The early yogi gets the peace

This all means that waking in the morning and beginning your day with the familiar twists and forward bends of yoga could be the routine you have been searching for. The various asansas of yoga stimulate your digestion after a long night of resting these muscles. Yoga acts as a jumper cable for your bodies inner organs to begin to move and function, clearing the body of toxins. There is one other invisible guest that tends to haunt us in the morning aside from digestion: stress.

How many of us have opened our eyes to the weight of a bag of bricks on our chest? This is stress.

This is your work schedule for the day, the kid's soccer game after school or that midterm paper you haven’t quite read the book for yet.

A yoga session to start the morning instills deep breathing and focus that can eliminate this early day stress. Deep breathing serves to release tension held in the abdomen which can lead to indigestion as well.
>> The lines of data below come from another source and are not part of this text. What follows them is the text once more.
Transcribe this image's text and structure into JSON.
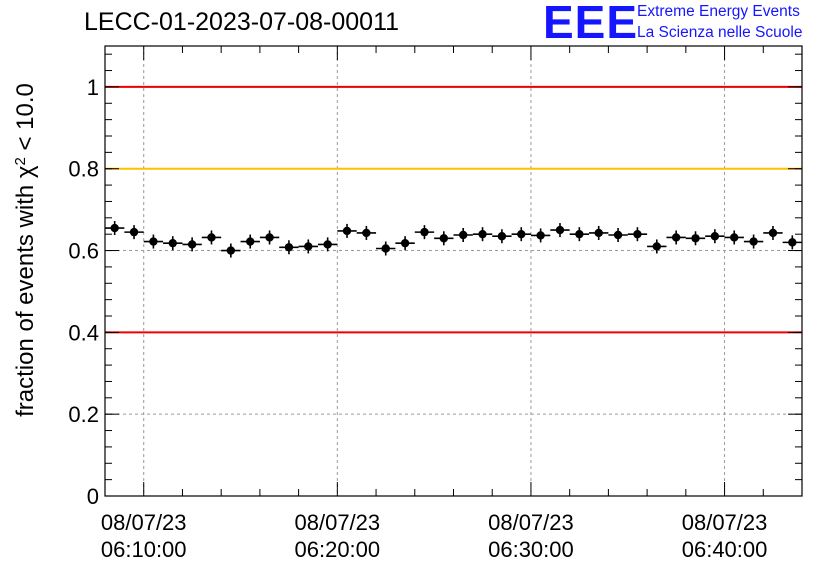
{
  "title": "LECC-01-2023-07-08-00011",
  "logo": {
    "mark": "EEE",
    "line1": "Extreme Energy Events",
    "line2": "La Scienza nelle Scuole",
    "color": "#1515ff"
  },
  "chart_data": {
    "type": "scatter",
    "title": "LECC-01-2023-07-08-00011",
    "ylabel": "fraction of events with χ² < 10.0",
    "ylabel_parts": {
      "pre": "fraction of events with ",
      "sym": "χ",
      "sup": "2",
      "post": " < 10.0"
    },
    "xlabel": "",
    "ylim": [
      0,
      1.1
    ],
    "x_unit": "minutes past 06:00:00 on 08/07/23",
    "xlim": [
      8.0,
      44.0
    ],
    "yticks": [
      {
        "value": 0,
        "label": "0"
      },
      {
        "value": 0.2,
        "label": "0.2"
      },
      {
        "value": 0.4,
        "label": "0.4"
      },
      {
        "value": 0.6,
        "label": "0.6"
      },
      {
        "value": 0.8,
        "label": "0.8"
      },
      {
        "value": 1.0,
        "label": "1"
      }
    ],
    "xticks": [
      {
        "value": 10,
        "date": "08/07/23",
        "time": "06:10:00"
      },
      {
        "value": 20,
        "date": "08/07/23",
        "time": "06:20:00"
      },
      {
        "value": 30,
        "date": "08/07/23",
        "time": "06:30:00"
      },
      {
        "value": 40,
        "date": "08/07/23",
        "time": "06:40:00"
      }
    ],
    "grid": true,
    "reference_lines": [
      {
        "y": 1.0,
        "color": "#ee0000"
      },
      {
        "y": 0.8,
        "color": "#ffc000"
      },
      {
        "y": 0.4,
        "color": "#ee0000"
      }
    ],
    "series": [
      {
        "color": "#000000",
        "x_halfwidth": 0.5,
        "points": [
          {
            "x": 8.5,
            "y": 0.655
          },
          {
            "x": 9.5,
            "y": 0.645
          },
          {
            "x": 10.5,
            "y": 0.622
          },
          {
            "x": 11.5,
            "y": 0.618
          },
          {
            "x": 12.5,
            "y": 0.615
          },
          {
            "x": 13.5,
            "y": 0.632
          },
          {
            "x": 14.5,
            "y": 0.6
          },
          {
            "x": 15.5,
            "y": 0.622
          },
          {
            "x": 16.5,
            "y": 0.632
          },
          {
            "x": 17.5,
            "y": 0.608
          },
          {
            "x": 18.5,
            "y": 0.61
          },
          {
            "x": 19.5,
            "y": 0.615
          },
          {
            "x": 20.5,
            "y": 0.648
          },
          {
            "x": 21.5,
            "y": 0.643
          },
          {
            "x": 22.5,
            "y": 0.605
          },
          {
            "x": 23.5,
            "y": 0.618
          },
          {
            "x": 24.5,
            "y": 0.645
          },
          {
            "x": 25.5,
            "y": 0.63
          },
          {
            "x": 26.5,
            "y": 0.638
          },
          {
            "x": 27.5,
            "y": 0.64
          },
          {
            "x": 28.5,
            "y": 0.635
          },
          {
            "x": 29.5,
            "y": 0.64
          },
          {
            "x": 30.5,
            "y": 0.637
          },
          {
            "x": 31.5,
            "y": 0.65
          },
          {
            "x": 32.5,
            "y": 0.64
          },
          {
            "x": 33.5,
            "y": 0.643
          },
          {
            "x": 34.5,
            "y": 0.638
          },
          {
            "x": 35.5,
            "y": 0.64
          },
          {
            "x": 36.5,
            "y": 0.61
          },
          {
            "x": 37.5,
            "y": 0.632
          },
          {
            "x": 38.5,
            "y": 0.63
          },
          {
            "x": 39.5,
            "y": 0.635
          },
          {
            "x": 40.5,
            "y": 0.632
          },
          {
            "x": 41.5,
            "y": 0.622
          },
          {
            "x": 42.5,
            "y": 0.643
          },
          {
            "x": 43.5,
            "y": 0.62
          }
        ]
      }
    ]
  }
}
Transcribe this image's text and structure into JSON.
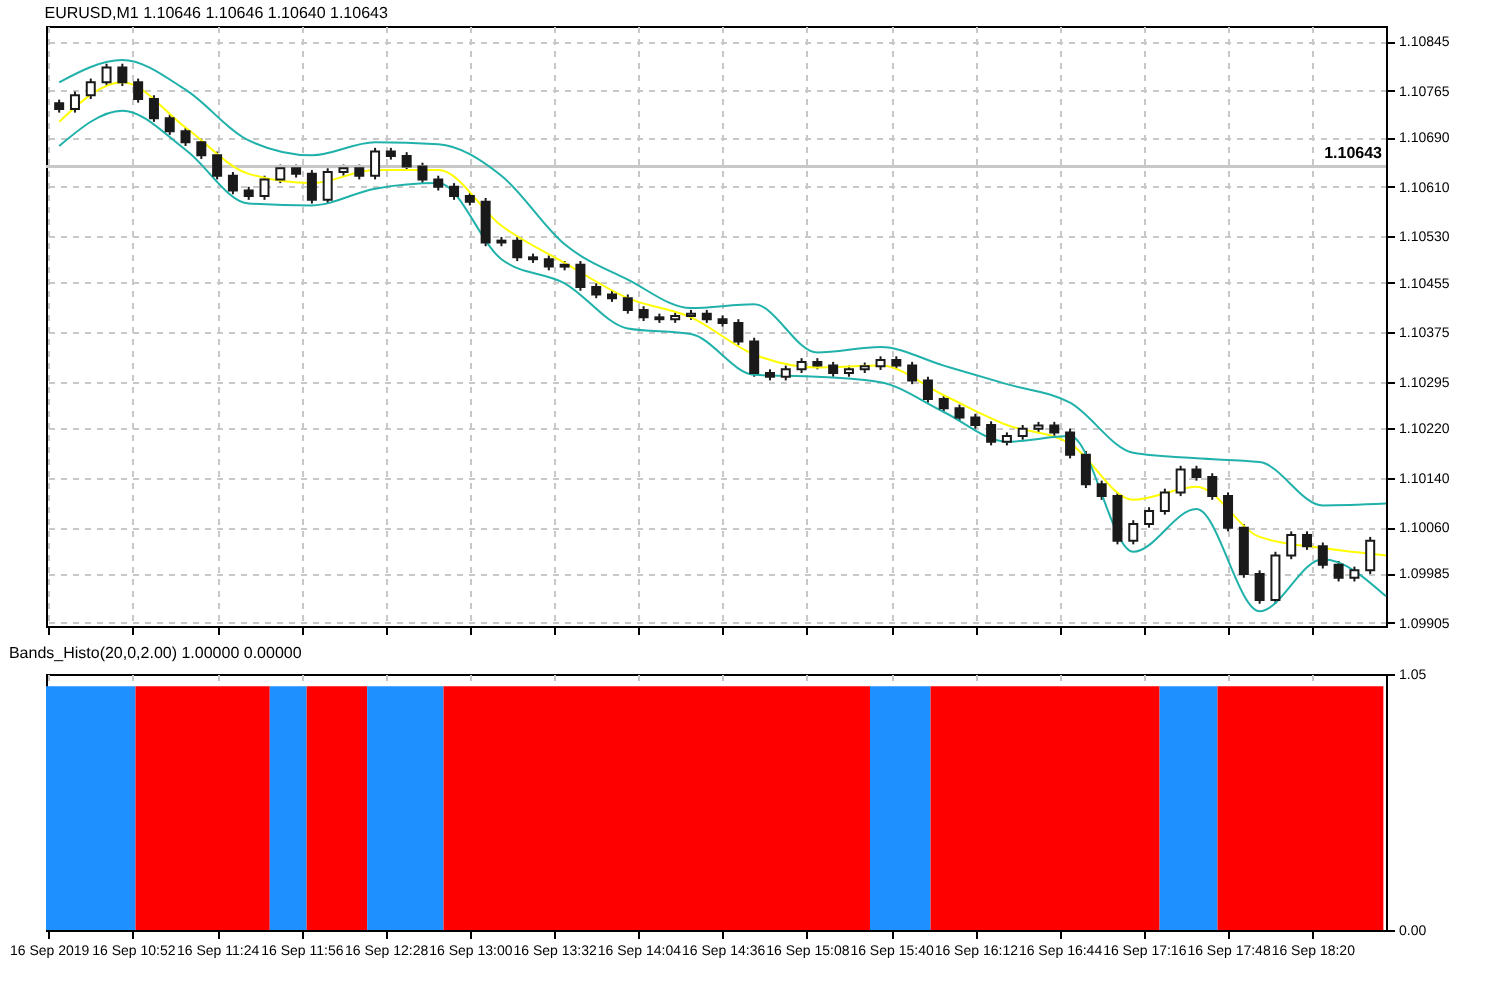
{
  "chart_data": [
    {
      "type": "candlestick",
      "title": "EURUSD,M1 1.10646 1.10646 1.10640 1.10643",
      "color": "#1a1a1a",
      "x": [
        "2019-09-16T10:24",
        "2019-09-16T10:30",
        "2019-09-16T10:36",
        "2019-09-16T10:42",
        "2019-09-16T10:48",
        "2019-09-16T10:54",
        "2019-09-16T11:00",
        "2019-09-16T11:06",
        "2019-09-16T11:12",
        "2019-09-16T11:18",
        "2019-09-16T11:24",
        "2019-09-16T11:30",
        "2019-09-16T11:36",
        "2019-09-16T11:42",
        "2019-09-16T11:48",
        "2019-09-16T11:54",
        "2019-09-16T12:00",
        "2019-09-16T12:06",
        "2019-09-16T12:12",
        "2019-09-16T12:18",
        "2019-09-16T12:24",
        "2019-09-16T12:30",
        "2019-09-16T12:36",
        "2019-09-16T12:42",
        "2019-09-16T12:48",
        "2019-09-16T12:54",
        "2019-09-16T13:00",
        "2019-09-16T13:06",
        "2019-09-16T13:12",
        "2019-09-16T13:18",
        "2019-09-16T13:24",
        "2019-09-16T13:30",
        "2019-09-16T13:36",
        "2019-09-16T13:42",
        "2019-09-16T13:48",
        "2019-09-16T13:54",
        "2019-09-16T14:00",
        "2019-09-16T14:06",
        "2019-09-16T14:12",
        "2019-09-16T14:18",
        "2019-09-16T14:24",
        "2019-09-16T14:30",
        "2019-09-16T14:36",
        "2019-09-16T14:42",
        "2019-09-16T14:48",
        "2019-09-16T14:54",
        "2019-09-16T15:00",
        "2019-09-16T15:06",
        "2019-09-16T15:12",
        "2019-09-16T15:18",
        "2019-09-16T15:24",
        "2019-09-16T15:30",
        "2019-09-16T15:36",
        "2019-09-16T15:42",
        "2019-09-16T15:48",
        "2019-09-16T15:54",
        "2019-09-16T16:00",
        "2019-09-16T16:06",
        "2019-09-16T16:12",
        "2019-09-16T16:18",
        "2019-09-16T16:24",
        "2019-09-16T16:30",
        "2019-09-16T16:36",
        "2019-09-16T16:42",
        "2019-09-16T16:48",
        "2019-09-16T16:54",
        "2019-09-16T17:00",
        "2019-09-16T17:06",
        "2019-09-16T17:12",
        "2019-09-16T17:18",
        "2019-09-16T17:24",
        "2019-09-16T17:30",
        "2019-09-16T17:36",
        "2019-09-16T17:42",
        "2019-09-16T17:48",
        "2019-09-16T17:54",
        "2019-09-16T18:00",
        "2019-09-16T18:06",
        "2019-09-16T18:12",
        "2019-09-16T18:18",
        "2019-09-16T18:24",
        "2019-09-16T18:30",
        "2019-09-16T18:36",
        "2019-09-16T18:42"
      ],
      "ohlc": [
        [
          1.10745,
          1.10751,
          1.1073,
          1.10736
        ],
        [
          1.10736,
          1.10764,
          1.1073,
          1.10758
        ],
        [
          1.10758,
          1.10785,
          1.10752,
          1.10779
        ],
        [
          1.10779,
          1.10809,
          1.10773,
          1.10803
        ],
        [
          1.10803,
          1.10809,
          1.10773,
          1.10779
        ],
        [
          1.10779,
          1.10785,
          1.10746,
          1.10752
        ],
        [
          1.10752,
          1.10758,
          1.10715,
          1.10721
        ],
        [
          1.10721,
          1.10727,
          1.10694,
          1.107
        ],
        [
          1.107,
          1.10706,
          1.10676,
          1.10682
        ],
        [
          1.10682,
          1.10688,
          1.10655,
          1.10661
        ],
        [
          1.10661,
          1.10667,
          1.10622,
          1.10628
        ],
        [
          1.10628,
          1.10634,
          1.10598,
          1.10604
        ],
        [
          1.10604,
          1.1061,
          1.10589,
          1.10595
        ],
        [
          1.10595,
          1.10628,
          1.10589,
          1.10622
        ],
        [
          1.10622,
          1.10646,
          1.10616,
          1.1064
        ],
        [
          1.1064,
          1.10646,
          1.10625,
          1.10631
        ],
        [
          1.10631,
          1.10637,
          1.10583,
          1.10589
        ],
        [
          1.10589,
          1.1064,
          1.10583,
          1.10634
        ],
        [
          1.10634,
          1.10646,
          1.10628,
          1.1064
        ],
        [
          1.1064,
          1.10646,
          1.10622,
          1.10628
        ],
        [
          1.10628,
          1.10673,
          1.10622,
          1.10667
        ],
        [
          1.10667,
          1.10673,
          1.10654,
          1.1066
        ],
        [
          1.1066,
          1.10666,
          1.10637,
          1.10643
        ],
        [
          1.10643,
          1.10649,
          1.10616,
          1.10622
        ],
        [
          1.10622,
          1.10628,
          1.10604,
          1.1061
        ],
        [
          1.1061,
          1.10616,
          1.10589,
          1.10595
        ],
        [
          1.10595,
          1.10601,
          1.1058,
          1.10586
        ],
        [
          1.10586,
          1.10592,
          1.10514,
          1.1052
        ],
        [
          1.1052,
          1.10529,
          1.10514,
          1.10523
        ],
        [
          1.10523,
          1.10529,
          1.1049,
          1.10496
        ],
        [
          1.10496,
          1.10502,
          1.10487,
          1.10493
        ],
        [
          1.10493,
          1.10499,
          1.10475,
          1.10481
        ],
        [
          1.10481,
          1.1049,
          1.10475,
          1.10484
        ],
        [
          1.10484,
          1.1049,
          1.10442,
          1.10448
        ],
        [
          1.10448,
          1.10454,
          1.1043,
          1.10436
        ],
        [
          1.10436,
          1.10442,
          1.10424,
          1.1043
        ],
        [
          1.1043,
          1.10436,
          1.10405,
          1.10411
        ],
        [
          1.10411,
          1.10417,
          1.10393,
          1.10399
        ],
        [
          1.10399,
          1.10405,
          1.1039,
          1.10396
        ],
        [
          1.10396,
          1.10407,
          1.1039,
          1.10401
        ],
        [
          1.10401,
          1.10411,
          1.10395,
          1.10405
        ],
        [
          1.10405,
          1.10411,
          1.1039,
          1.10396
        ],
        [
          1.10396,
          1.10402,
          1.10384,
          1.1039
        ],
        [
          1.1039,
          1.10396,
          1.10354,
          1.1036
        ],
        [
          1.1036,
          1.10366,
          1.10303,
          1.10309
        ],
        [
          1.10309,
          1.10315,
          1.10297,
          1.10303
        ],
        [
          1.10303,
          1.10321,
          1.10297,
          1.10315
        ],
        [
          1.10315,
          1.10333,
          1.10309,
          1.10327
        ],
        [
          1.10327,
          1.10333,
          1.10315,
          1.10321
        ],
        [
          1.10321,
          1.10327,
          1.10303,
          1.10309
        ],
        [
          1.10309,
          1.10321,
          1.10303,
          1.10315
        ],
        [
          1.10315,
          1.10326,
          1.10309,
          1.1032
        ],
        [
          1.1032,
          1.10336,
          1.10314,
          1.1033
        ],
        [
          1.1033,
          1.10336,
          1.10315,
          1.10321
        ],
        [
          1.10321,
          1.10327,
          1.10291,
          1.10297
        ],
        [
          1.10297,
          1.10303,
          1.10261,
          1.10267
        ],
        [
          1.10267,
          1.10273,
          1.10246,
          1.10252
        ],
        [
          1.10252,
          1.10258,
          1.10231,
          1.10237
        ],
        [
          1.10237,
          1.10243,
          1.10219,
          1.10225
        ],
        [
          1.10225,
          1.10231,
          1.10192,
          1.10198
        ],
        [
          1.10198,
          1.10213,
          1.10192,
          1.10207
        ],
        [
          1.10207,
          1.10225,
          1.10201,
          1.10219
        ],
        [
          1.10219,
          1.1023,
          1.10213,
          1.10224
        ],
        [
          1.10224,
          1.1023,
          1.10207,
          1.10213
        ],
        [
          1.10213,
          1.10219,
          1.10171,
          1.10177
        ],
        [
          1.10177,
          1.10183,
          1.10123,
          1.10129
        ],
        [
          1.10129,
          1.10135,
          1.10104,
          1.1011
        ],
        [
          1.1011,
          1.10116,
          1.10032,
          1.10038
        ],
        [
          1.10038,
          1.10071,
          1.10032,
          1.10065
        ],
        [
          1.10065,
          1.10092,
          1.10059,
          1.10086
        ],
        [
          1.10086,
          1.10122,
          1.1008,
          1.10116
        ],
        [
          1.10116,
          1.10159,
          1.1011,
          1.10153
        ],
        [
          1.10153,
          1.10159,
          1.10135,
          1.10141
        ],
        [
          1.10141,
          1.10147,
          1.10104,
          1.1011
        ],
        [
          1.1011,
          1.10116,
          1.10053,
          1.10059
        ],
        [
          1.10059,
          1.10065,
          1.09978,
          1.09984
        ],
        [
          1.09984,
          1.0999,
          1.09936,
          1.09942
        ],
        [
          1.09942,
          1.1002,
          1.09936,
          1.10014
        ],
        [
          1.10014,
          1.10053,
          1.10008,
          1.10047
        ],
        [
          1.10047,
          1.10053,
          1.10023,
          1.10029
        ],
        [
          1.10029,
          1.10035,
          1.09993,
          1.09999
        ],
        [
          1.09999,
          1.10005,
          1.09972,
          1.09978
        ],
        [
          1.09978,
          1.09996,
          1.09972,
          1.0999
        ],
        [
          1.0999,
          1.10044,
          1.09984,
          1.10038
        ]
      ],
      "series": [
        {
          "type": "line",
          "color": "#20b2aa",
          "x": [
            "2019-09-16T10:24",
            "2019-09-16T10:48",
            "2019-09-16T11:12",
            "2019-09-16T11:36",
            "2019-09-16T12:00",
            "2019-09-16T12:24",
            "2019-09-16T12:48",
            "2019-09-16T13:12",
            "2019-09-16T13:36",
            "2019-09-16T14:00",
            "2019-09-16T14:24",
            "2019-09-16T14:48",
            "2019-09-16T15:12",
            "2019-09-16T15:36",
            "2019-09-16T16:00",
            "2019-09-16T16:24",
            "2019-09-16T16:48",
            "2019-09-16T17:12",
            "2019-09-16T17:36",
            "2019-09-16T18:00",
            "2019-09-16T18:24",
            "2019-09-16T18:48"
          ],
          "values": [
            1.10779,
            1.10815,
            1.10767,
            1.10685,
            1.10661,
            1.10682,
            1.10679,
            1.10628,
            1.10517,
            1.1046,
            1.10414,
            1.1042,
            1.10342,
            1.10351,
            1.10321,
            1.10291,
            1.10261,
            1.1018,
            1.10171,
            1.10165,
            1.10095,
            1.10098
          ]
        },
        {
          "type": "line",
          "color": "#ffff00",
          "x": [
            "2019-09-16T10:24",
            "2019-09-16T10:48",
            "2019-09-16T11:12",
            "2019-09-16T11:36",
            "2019-09-16T12:00",
            "2019-09-16T12:24",
            "2019-09-16T12:48",
            "2019-09-16T13:12",
            "2019-09-16T13:36",
            "2019-09-16T14:00",
            "2019-09-16T14:24",
            "2019-09-16T14:48",
            "2019-09-16T15:12",
            "2019-09-16T15:36",
            "2019-09-16T16:00",
            "2019-09-16T16:24",
            "2019-09-16T16:48",
            "2019-09-16T17:12",
            "2019-09-16T17:36",
            "2019-09-16T18:00",
            "2019-09-16T18:24",
            "2019-09-16T18:48"
          ],
          "values": [
            1.10715,
            1.10779,
            1.10706,
            1.10631,
            1.10616,
            1.10637,
            1.10637,
            1.10547,
            1.10487,
            1.1043,
            1.10399,
            1.10339,
            1.10318,
            1.10321,
            1.10273,
            1.10225,
            1.10195,
            1.10104,
            1.10125,
            1.10044,
            1.10026,
            1.10014
          ]
        },
        {
          "type": "line",
          "color": "#20b2aa",
          "x": [
            "2019-09-16T10:24",
            "2019-09-16T10:48",
            "2019-09-16T11:12",
            "2019-09-16T11:36",
            "2019-09-16T12:00",
            "2019-09-16T12:24",
            "2019-09-16T12:48",
            "2019-09-16T13:12",
            "2019-09-16T13:36",
            "2019-09-16T14:00",
            "2019-09-16T14:24",
            "2019-09-16T14:48",
            "2019-09-16T15:12",
            "2019-09-16T15:36",
            "2019-09-16T16:00",
            "2019-09-16T16:24",
            "2019-09-16T16:48",
            "2019-09-16T17:12",
            "2019-09-16T17:36",
            "2019-09-16T18:00",
            "2019-09-16T18:24",
            "2019-09-16T18:48"
          ],
          "values": [
            1.10676,
            1.10733,
            1.1067,
            1.10583,
            1.1058,
            1.10607,
            1.10616,
            1.10493,
            1.10454,
            1.10381,
            1.10372,
            1.10306,
            1.10303,
            1.10294,
            1.10246,
            1.10198,
            1.10207,
            1.1002,
            1.10089,
            1.09924,
            1.10008,
            1.09948
          ]
        }
      ],
      "xlim": [
        "2019-09-16T10:19",
        "2019-09-16T18:48"
      ],
      "xticks": [
        {
          "value": "2019-09-16T10:20",
          "label": null
        },
        {
          "value": "2019-09-16T10:52",
          "label": null
        },
        {
          "value": "2019-09-16T11:24",
          "label": null
        },
        {
          "value": "2019-09-16T11:56",
          "label": null
        },
        {
          "value": "2019-09-16T12:28",
          "label": null
        },
        {
          "value": "2019-09-16T13:00",
          "label": null
        },
        {
          "value": "2019-09-16T13:32",
          "label": null
        },
        {
          "value": "2019-09-16T14:04",
          "label": null
        },
        {
          "value": "2019-09-16T14:36",
          "label": null
        },
        {
          "value": "2019-09-16T15:08",
          "label": null
        },
        {
          "value": "2019-09-16T15:40",
          "label": null
        },
        {
          "value": "2019-09-16T16:12",
          "label": null
        },
        {
          "value": "2019-09-16T16:44",
          "label": null
        },
        {
          "value": "2019-09-16T17:16",
          "label": null
        },
        {
          "value": "2019-09-16T17:48",
          "label": null
        },
        {
          "value": "2019-09-16T18:20",
          "label": null
        }
      ],
      "ylim": [
        1.099,
        1.1087
      ],
      "yticks": [
        1.10845,
        1.10765,
        {
          "value": 1.1069,
          "label": "1.10690"
        },
        {
          "value": 1.1061,
          "label": "1.10610"
        },
        {
          "value": 1.1053,
          "label": "1.10530"
        },
        1.10455,
        1.10375,
        1.10295,
        {
          "value": 1.1022,
          "label": "1.10220"
        },
        {
          "value": 1.1014,
          "label": "1.10140"
        },
        {
          "value": 1.1006,
          "label": "1.10060"
        },
        1.09985,
        1.09905
      ],
      "ref_lines": [
        {
          "axis": "y",
          "value": 1.10643,
          "label": "1.10643",
          "color": "#c8c8c8"
        }
      ],
      "grid": true,
      "tick_labels": "y"
    },
    {
      "type": "histogram",
      "title": "Bands_Histo(20,0,2.00) 1.00000 0.00000",
      "bins": [
        "2019-09-16T10:19",
        "2019-09-16T10:53",
        "2019-09-16T11:44",
        "2019-09-16T11:58",
        "2019-09-16T12:21",
        "2019-09-16T12:50",
        "2019-09-16T15:32",
        "2019-09-16T15:55",
        "2019-09-16T17:22",
        "2019-09-16T17:44",
        "2019-09-16T18:47"
      ],
      "values": [
        1,
        1,
        1,
        1,
        1,
        1,
        1,
        1,
        1,
        1
      ],
      "colors": [
        "#1e90ff",
        "#ff0000",
        "#1e90ff",
        "#ff0000",
        "#1e90ff",
        "#ff0000",
        "#1e90ff",
        "#ff0000",
        "#1e90ff",
        "#ff0000"
      ],
      "xlim": [
        "2019-09-16T10:19",
        "2019-09-16T18:48"
      ],
      "xticks": [
        {
          "value": "2019-09-16T10:20",
          "label": "16 Sep 2019"
        },
        {
          "value": "2019-09-16T10:52",
          "label": "16 Sep 10:52"
        },
        {
          "value": "2019-09-16T11:24",
          "label": "16 Sep 11:24"
        },
        {
          "value": "2019-09-16T11:56",
          "label": "16 Sep 11:56"
        },
        {
          "value": "2019-09-16T12:28",
          "label": "16 Sep 12:28"
        },
        {
          "value": "2019-09-16T13:00",
          "label": "16 Sep 13:00"
        },
        {
          "value": "2019-09-16T13:32",
          "label": "16 Sep 13:32"
        },
        {
          "value": "2019-09-16T14:04",
          "label": "16 Sep 14:04"
        },
        {
          "value": "2019-09-16T14:36",
          "label": "16 Sep 14:36"
        },
        {
          "value": "2019-09-16T15:08",
          "label": "16 Sep 15:08"
        },
        {
          "value": "2019-09-16T15:40",
          "label": "16 Sep 15:40"
        },
        {
          "value": "2019-09-16T16:12",
          "label": "16 Sep 16:12"
        },
        {
          "value": "2019-09-16T16:44",
          "label": "16 Sep 16:44"
        },
        {
          "value": "2019-09-16T17:16",
          "label": "16 Sep 17:16"
        },
        {
          "value": "2019-09-16T17:48",
          "label": "16 Sep 17:48"
        },
        {
          "value": "2019-09-16T18:20",
          "label": "16 Sep 18:20"
        }
      ],
      "ylim": [
        0,
        1.05
      ],
      "yticks": [
        1.05,
        {
          "value": 0,
          "label": "0.00"
        }
      ],
      "grid": "x"
    }
  ]
}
The meditative chanting of your yoga session helps focus your mind on the here and now, away from stressful thoughts.

How to build your personalized morning routine

If you do not have a morning schedule in place, that is okay. Whether you have lost the routine you once followed or, never tried one in the past, it is easy to begin building this into your day. Below are a few tips to start whipping your mornings into shape!

Are you one to sleep in?

Do not begin your morning mashup by getting up hours earlier than usual-not immediately. If you want to start making time in the morning for a quick yoga session and a non-processed breakfast, begin setting multiple alarms in 30-minute intervals. As the weeks go on, your body will adjust to waking early in increments, stopping whenever you have reached the desired time to awake each morning.

Social media before sunrise?

If your first instinct when those baby blues flutter open is to grab that smart phone, count to 20 first. This is enough time to focus and shift your autopilot thinking-and persuade yourself to jumpstart digestion with your twists and breathwork versus Instagram and mindlessness.

The most important part to this routine mastering? Repetition.

It takes 21 days to form a habit. Three weeks. Less than a month and you could be on your way to the morning routine of success. Namaste.